Zahlreiche Bildschirme leuchten auf, gefüllt mit farbigen Tabellen und Überwachungskameras. Auf einer grossen Anzeige überziehen Linien die Wand wie ein Strickmuster. Mit ruhiger Stimme quittiert ein Mitarbeiter Telefonanrufe, schliesst per Knopfdruck Schieber 35 und begrüsst einen Kollegen mit einem lockeren Spruch.

Die Kommandozentrale ist rund um die Uhr besetzt. Gas fliesst nicht nur zu Bürozeiten, sondern auch in der Nacht. Dafür verantwortlich ist die Firma Transitgas. Sie betreibt von Ruswil aus eine Leitung, die von der Nordschweiz und Frankreich durch die Alpen bis nach Norditalien führt. Ziemlich genau in der Mitte befindet sich die Anlage Horüti, versteckt etwas oberhalb der Strasse zwischen Wolhusen und Buholz. Rund 40 Mitarbeitende überwachen von hier aus die Leitung, planen den Gastransport und unterhalten das Leitungsnetz. Bei Bedarf schalten sie die riesigen Turbinen ein, um das Gas zu verdichten.
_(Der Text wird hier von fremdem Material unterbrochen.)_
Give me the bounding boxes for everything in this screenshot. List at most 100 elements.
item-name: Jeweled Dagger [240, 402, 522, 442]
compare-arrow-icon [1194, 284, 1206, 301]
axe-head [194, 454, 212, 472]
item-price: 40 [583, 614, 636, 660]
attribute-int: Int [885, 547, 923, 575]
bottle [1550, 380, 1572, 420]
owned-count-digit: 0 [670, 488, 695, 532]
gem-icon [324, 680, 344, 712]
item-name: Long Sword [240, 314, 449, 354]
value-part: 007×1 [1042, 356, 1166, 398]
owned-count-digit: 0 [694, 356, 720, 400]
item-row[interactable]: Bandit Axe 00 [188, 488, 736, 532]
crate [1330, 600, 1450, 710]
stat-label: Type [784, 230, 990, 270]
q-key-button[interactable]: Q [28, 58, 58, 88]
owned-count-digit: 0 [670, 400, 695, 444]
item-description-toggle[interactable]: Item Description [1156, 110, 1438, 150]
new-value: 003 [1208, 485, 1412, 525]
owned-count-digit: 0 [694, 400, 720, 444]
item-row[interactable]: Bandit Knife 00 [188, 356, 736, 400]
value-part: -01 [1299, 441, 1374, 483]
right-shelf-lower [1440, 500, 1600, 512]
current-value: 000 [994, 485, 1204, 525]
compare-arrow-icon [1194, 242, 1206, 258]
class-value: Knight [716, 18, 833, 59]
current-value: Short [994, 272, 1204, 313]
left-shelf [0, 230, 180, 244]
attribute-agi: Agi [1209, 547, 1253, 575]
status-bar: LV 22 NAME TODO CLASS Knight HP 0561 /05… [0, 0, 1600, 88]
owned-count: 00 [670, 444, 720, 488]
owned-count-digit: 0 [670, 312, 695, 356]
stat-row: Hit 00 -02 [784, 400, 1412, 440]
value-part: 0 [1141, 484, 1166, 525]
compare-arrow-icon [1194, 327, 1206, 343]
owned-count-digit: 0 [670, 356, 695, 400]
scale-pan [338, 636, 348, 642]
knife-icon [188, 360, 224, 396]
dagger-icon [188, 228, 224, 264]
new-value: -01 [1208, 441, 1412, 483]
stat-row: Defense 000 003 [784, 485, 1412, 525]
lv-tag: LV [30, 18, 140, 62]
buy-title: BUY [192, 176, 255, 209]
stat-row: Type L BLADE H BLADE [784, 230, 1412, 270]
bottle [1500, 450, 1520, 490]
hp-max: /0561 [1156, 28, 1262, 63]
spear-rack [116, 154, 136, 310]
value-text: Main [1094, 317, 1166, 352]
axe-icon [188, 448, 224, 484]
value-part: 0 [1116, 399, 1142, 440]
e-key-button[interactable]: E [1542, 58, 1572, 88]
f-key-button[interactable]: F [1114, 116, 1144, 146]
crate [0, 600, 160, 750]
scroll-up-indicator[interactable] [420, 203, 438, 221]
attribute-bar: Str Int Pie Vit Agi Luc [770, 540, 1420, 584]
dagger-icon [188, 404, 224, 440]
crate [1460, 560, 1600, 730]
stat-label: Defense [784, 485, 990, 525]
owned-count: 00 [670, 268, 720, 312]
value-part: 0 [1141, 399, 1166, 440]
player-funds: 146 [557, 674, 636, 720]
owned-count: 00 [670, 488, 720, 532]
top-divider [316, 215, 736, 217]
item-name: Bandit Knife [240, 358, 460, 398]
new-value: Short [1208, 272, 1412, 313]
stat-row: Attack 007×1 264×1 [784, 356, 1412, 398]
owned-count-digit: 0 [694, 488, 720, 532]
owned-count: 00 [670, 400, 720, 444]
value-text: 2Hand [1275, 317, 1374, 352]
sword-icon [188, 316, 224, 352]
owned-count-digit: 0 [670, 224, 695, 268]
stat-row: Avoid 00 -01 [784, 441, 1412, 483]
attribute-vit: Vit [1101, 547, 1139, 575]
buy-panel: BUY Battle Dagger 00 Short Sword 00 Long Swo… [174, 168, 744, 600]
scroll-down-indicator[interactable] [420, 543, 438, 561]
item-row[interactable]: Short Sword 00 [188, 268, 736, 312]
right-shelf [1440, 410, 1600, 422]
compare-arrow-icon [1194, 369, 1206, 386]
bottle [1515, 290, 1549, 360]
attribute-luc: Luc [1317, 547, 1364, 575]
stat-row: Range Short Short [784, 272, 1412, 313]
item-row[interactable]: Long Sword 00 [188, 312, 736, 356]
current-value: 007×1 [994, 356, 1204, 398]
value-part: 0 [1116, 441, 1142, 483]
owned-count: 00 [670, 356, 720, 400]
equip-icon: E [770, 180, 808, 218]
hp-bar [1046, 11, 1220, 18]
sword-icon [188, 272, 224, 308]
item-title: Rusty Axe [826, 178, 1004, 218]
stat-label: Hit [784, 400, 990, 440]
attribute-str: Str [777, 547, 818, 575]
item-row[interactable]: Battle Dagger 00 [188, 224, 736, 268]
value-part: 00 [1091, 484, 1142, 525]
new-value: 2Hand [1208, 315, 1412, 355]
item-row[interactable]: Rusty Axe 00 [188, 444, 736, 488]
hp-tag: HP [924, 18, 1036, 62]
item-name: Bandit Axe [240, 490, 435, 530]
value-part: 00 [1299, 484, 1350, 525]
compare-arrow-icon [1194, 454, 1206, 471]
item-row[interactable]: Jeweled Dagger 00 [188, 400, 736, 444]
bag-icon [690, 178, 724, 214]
Ein riesiger Wurm im Boden quer durch die Schweiz
Florian Linder ist technischer Leiter bei der Transitgas und führt den Besucher durch die eindrückliche Anlage – ein System aus Röhren, Ventilen und mächtigen Gebäuden. Die Bemerkung, es sehe aus wie bei James Bond, quittiert der Deutsche mit einem Lachen: «Das hören wir immer wieder.» Denn in einem Bond-Film jagte der Agent einst wie in einer Rohrpost durch eine Gasleitung und liess sie in die Luft fliegen. Von solchen Spielereien ist man hier weit entfernt. Sicherheit wird grossgeschrieben. Schliesslich geht es um eine kritische Infrastruktur in der Energieversorgung. 1971 gebaut, später erweitert, transportiert die Leitung Erdgas auf der Nord-Süd-Achse durch die Schweiz. 290 Kilometer lang, 1.20 Meter im Durchmesser, liegt sie wie ein riesiger Wurm im Boden. Sichtbar sind nur die orangen Tafeln, die überirdisch ihren Verlauf anzeigen. Sie signalisieren, dass in der Nähe nur mit hohen Auflagen gebaut werden darf. Alle zwei Wochen kontrollieren Mitarbeitende das gesamte Leitungsnetz, zu Fuss, per Fahrzeug oder aus der Luft mit dem Helikopter. Sie prüfen die Landschaft auf Veränderungen oder nicht angekündigte Bauprojekte, sie sind in Kontakt mit Landbesitzern und planen Revisionsarbeiten.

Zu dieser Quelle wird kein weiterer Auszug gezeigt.